On March 13th we experienced an incident lasting 7 hours (8:00 UTC - 15:00 UTC) during which users were unable to create new clusters. Existing clusters were unaffected, and our established SLA remained intact. We apologise for any inconvenience and, in line with our transparency principle, want to share some details about what happened and how we plan to prevent similar issues in the future.
At DoubleCloud, safeguarding data security is our top priority. To achieve data in transit encryption, we maintain TLS certificates for all clusters, relying on Let’s Encrypt as our Certificate Authority. However, as Let’s Encrypt operates as a free and nonprofit entity, it does not offer a Service Level Agreement (SLA) and imposes strict quotas on certificate generation.

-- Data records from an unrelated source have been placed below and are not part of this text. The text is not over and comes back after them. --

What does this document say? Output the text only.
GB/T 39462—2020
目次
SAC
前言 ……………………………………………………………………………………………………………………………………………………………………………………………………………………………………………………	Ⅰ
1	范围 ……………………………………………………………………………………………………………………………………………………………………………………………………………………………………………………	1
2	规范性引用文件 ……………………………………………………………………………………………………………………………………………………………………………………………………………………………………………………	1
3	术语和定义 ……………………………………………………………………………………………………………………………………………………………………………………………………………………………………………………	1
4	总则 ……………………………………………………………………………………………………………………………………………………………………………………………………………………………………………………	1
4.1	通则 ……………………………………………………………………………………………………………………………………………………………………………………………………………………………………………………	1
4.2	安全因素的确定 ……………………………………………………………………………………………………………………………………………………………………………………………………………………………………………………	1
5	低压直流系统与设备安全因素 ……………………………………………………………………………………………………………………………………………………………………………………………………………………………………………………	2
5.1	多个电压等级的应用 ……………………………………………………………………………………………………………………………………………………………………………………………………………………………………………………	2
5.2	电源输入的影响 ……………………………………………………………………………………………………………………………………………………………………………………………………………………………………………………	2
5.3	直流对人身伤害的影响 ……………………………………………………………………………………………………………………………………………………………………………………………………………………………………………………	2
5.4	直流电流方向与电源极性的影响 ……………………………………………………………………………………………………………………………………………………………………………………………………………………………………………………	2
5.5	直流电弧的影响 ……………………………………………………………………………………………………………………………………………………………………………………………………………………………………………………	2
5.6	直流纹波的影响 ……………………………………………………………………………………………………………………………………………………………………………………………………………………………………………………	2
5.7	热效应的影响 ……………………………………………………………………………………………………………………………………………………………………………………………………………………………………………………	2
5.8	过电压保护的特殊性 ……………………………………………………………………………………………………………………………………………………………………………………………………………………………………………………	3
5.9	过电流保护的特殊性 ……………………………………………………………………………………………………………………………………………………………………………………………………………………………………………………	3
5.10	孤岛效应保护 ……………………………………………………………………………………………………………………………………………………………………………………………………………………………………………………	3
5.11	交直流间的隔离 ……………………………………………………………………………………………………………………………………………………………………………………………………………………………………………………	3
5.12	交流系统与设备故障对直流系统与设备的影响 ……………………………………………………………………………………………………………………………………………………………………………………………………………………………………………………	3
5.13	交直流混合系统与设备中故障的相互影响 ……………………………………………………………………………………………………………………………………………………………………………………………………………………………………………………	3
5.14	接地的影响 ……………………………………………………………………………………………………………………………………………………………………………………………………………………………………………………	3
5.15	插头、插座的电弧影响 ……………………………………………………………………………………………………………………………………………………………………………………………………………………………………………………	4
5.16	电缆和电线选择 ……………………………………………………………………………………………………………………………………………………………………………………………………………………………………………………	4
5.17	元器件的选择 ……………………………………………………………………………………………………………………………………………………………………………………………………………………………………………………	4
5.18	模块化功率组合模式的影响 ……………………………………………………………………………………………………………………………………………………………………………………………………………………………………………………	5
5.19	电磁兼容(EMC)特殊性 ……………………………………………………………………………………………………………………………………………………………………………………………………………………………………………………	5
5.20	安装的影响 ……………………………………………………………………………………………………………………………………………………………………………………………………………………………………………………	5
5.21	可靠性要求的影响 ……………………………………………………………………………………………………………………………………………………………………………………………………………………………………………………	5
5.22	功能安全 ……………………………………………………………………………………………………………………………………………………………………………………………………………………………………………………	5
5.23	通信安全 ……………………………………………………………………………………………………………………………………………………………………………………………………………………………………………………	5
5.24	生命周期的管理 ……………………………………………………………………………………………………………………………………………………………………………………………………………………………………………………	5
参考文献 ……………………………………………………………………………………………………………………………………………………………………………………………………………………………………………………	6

Upon cluster creation, a dedicated certificate is provisioned exclusively for the cluster. After regular expanding our test suites to fortify platform quality, we started to create 10x more clusters for testing purposes and as a consequence exceeded Let’s Encrypt’s weekly quota on number of certificates, resulting in the inability to create new clusters. We regret to report that 7 customers were impacted. However, we promptly provided high-grade support to assist them and after we fixed the issue the clusters were created successfully.
To rectify this issue, we promptly decided to transition to ZeroSSL, which offers higher quotas and enhanced business support. To prevent similar issues in the future we aim to implement further enhancements, such as diversifying our SSL providers dependencies and improving certificate pooling.